1. Rigore e realismo

Il compito di prevedere il futuro per assicurare la sussistenza del popolo, affidato nella società maya ai sacerdoti-astronomi, è oggi assegnato a chi si propone di interpretare i grandi movimenti della società, organizzare la sua economia e orientare di conseguenza la sua politica. Questo dovrebbe essere, dunque, il compito degli scienziati sociali e degli economisti in particolare. Alcuni lo fanno in maniera egregia, mentre molti altri sembrano appartenere a una casta simile a quella dei sacerdoti-astronomi, con la differenza che il potere derivante dal ruolo non sembra affiancato dalla capacità di formulare delle previsioni utili alla collettività. Si tratta di un particolare sottoinsieme di economisti, che si trova nelle università ma più spesso nei consigli di amministrazione di società pubbliche e private, nella politica, nelle organizzazioni internazionali, ecc. Alcuni partecipano spesso ai talk show televisivi e scrivono i loro editoriali sui principali quotidiani, oppure s’incontrano in politica, come alti funzionari e ministri, e sono accreditati presso l’opinione pubblica per il loro ruolo tecnico, cioè in quanto detentori delle conoscenze di una disciplina che dovrebbe fornire risposte scientificamente fondate ai grandi problemi della società moderna.

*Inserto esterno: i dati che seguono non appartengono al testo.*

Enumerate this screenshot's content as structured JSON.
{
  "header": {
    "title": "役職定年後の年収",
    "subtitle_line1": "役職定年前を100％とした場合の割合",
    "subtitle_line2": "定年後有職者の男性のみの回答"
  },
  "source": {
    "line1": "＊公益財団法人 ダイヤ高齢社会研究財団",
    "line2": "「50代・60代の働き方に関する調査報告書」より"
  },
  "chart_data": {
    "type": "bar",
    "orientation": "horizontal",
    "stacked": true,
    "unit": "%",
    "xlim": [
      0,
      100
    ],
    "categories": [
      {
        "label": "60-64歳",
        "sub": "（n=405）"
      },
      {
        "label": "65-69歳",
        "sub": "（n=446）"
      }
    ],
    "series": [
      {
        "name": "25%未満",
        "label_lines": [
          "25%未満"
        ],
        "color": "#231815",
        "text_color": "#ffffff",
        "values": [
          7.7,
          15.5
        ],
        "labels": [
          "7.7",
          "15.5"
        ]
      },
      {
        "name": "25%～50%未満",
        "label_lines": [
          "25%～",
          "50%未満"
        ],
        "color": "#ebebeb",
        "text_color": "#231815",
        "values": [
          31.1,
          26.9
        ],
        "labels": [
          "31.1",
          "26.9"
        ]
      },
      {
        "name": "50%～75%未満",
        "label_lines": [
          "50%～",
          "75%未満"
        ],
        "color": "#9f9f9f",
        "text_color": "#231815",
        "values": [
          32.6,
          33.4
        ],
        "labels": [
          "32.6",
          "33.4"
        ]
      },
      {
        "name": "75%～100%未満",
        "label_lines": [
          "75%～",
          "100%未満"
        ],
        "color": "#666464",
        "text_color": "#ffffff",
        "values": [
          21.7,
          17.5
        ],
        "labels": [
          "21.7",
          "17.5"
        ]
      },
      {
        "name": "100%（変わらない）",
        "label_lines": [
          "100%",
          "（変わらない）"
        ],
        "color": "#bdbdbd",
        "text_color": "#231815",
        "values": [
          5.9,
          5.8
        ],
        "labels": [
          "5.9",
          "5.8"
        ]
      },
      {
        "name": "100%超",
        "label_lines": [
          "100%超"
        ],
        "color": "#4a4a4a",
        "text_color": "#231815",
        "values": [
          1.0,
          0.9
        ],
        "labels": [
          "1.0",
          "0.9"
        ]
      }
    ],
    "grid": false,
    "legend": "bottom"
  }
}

Troppo spesso quest’apparente veste tecnico-scientifica sembra non corrispondere alla capacità di comprendere la società: anzi, potrebbe sembrare che far passare l’economia per una scienza capace di trovare in maniera univoca le risposte alle diverse questioni che riguardano la vita economica di un paese, di una società o di un individuo, sia una maniera artificiosa per far apparire le scelte politiche come risultati tecnico-scientifici, e quindi neutri. Questi sacerdoti del XXI secolo sembrano studiare qualsia­si aspetto della vita umana, cercando di quantificare una qualche forma di valore per trovare la relativa ottimizzazione dell’efficienza. Dalla politica economica a quella universitaria, dall’andamento delle Borse all’organizzazione del mercato del lavoro, da come operare i tagli alla sanità pubblica a come riorientare interi settori industriali, ecc.: sembra che non ci sia campo dello scibile e dell’azione umana che non possa esser ricondotto a un semplice modello applicabile in tutte le situazioni e valido per ottimizzare e rendere più efficiente qualsiasi situazione.

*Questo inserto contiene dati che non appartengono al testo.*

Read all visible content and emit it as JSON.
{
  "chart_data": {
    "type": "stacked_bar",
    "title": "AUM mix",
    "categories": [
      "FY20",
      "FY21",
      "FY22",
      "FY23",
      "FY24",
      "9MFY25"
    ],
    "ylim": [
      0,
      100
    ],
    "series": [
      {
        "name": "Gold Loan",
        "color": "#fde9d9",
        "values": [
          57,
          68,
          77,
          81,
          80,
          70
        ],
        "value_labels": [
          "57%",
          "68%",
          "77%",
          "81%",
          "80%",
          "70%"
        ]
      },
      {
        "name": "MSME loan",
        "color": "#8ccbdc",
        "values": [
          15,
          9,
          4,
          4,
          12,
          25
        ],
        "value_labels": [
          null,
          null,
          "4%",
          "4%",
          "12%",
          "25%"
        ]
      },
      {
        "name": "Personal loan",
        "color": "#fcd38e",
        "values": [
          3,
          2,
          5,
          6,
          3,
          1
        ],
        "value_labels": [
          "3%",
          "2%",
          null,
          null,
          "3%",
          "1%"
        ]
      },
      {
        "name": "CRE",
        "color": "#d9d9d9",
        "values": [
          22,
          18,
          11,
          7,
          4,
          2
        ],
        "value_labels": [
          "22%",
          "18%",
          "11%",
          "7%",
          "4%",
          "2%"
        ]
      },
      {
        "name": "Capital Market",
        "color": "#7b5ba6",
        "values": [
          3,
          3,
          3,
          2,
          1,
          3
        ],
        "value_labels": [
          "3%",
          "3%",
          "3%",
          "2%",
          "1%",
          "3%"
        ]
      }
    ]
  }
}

Tuttavia, ciò che è più importante, le teorie economiche hanno un impatto molto rilevante sulla nostra vita di tutti i giorni e da qualche decennio a questa parte quella neoclassica, dominante – come vedremo – nell’accademia, nella politica e nel dibattito pubblico, ha spinto in favore della deregolamentazione e della liberalizzazione dell’economia con l’argomento che i vincoli di ogni genere impediscono ai mercati di raggiungere il loro equilibrio perfetto e il loro stato di massima efficienza. Il punto cruciale dell’impatto della dottrina economica sulle scelte politiche è ben spiegato dal fisico Mark Buchanan nel suo documentato saggio sul tema89.
Nell’ultimo mezzo secolo la teoria economica neoclassica ha fornito le basi teoriche per sostenere che, al fine di aumentare l’efficienza del mercato, i governi avrebbero dovuto privatizzare le proprie industrie e deregolamentare il mercato stesso. Questo risultato sarebbe dimostrato da raffinate teorie economiche che, attraverso una procedura logico-deduttiva, caratterizzata da un certo rigore formale matematico, avrebbero fornito una serie di teoremi matematici a supporto di tali conclusioni. Tuttavia, studiando le ipotesi alla base dei teoremi matematici utilizzati in economia, si nota una straordinaria differenza tra le condizioni in cui questi si applicano e la realtà: il realismo, al contrario del rigore, è stato del tutto trascurato. A differenza delle teorie della fisica, come ad esempio la teoria della relatività o la meccanica quantistica, che sono state soggette a un’intensa verifica sperimentale, non sembra che per quanto riguarda l’economia neoclassica ci sia stata una simile tensione per testare le ipotesi su cui si basa attraverso il loro confronto con la realtà empirica.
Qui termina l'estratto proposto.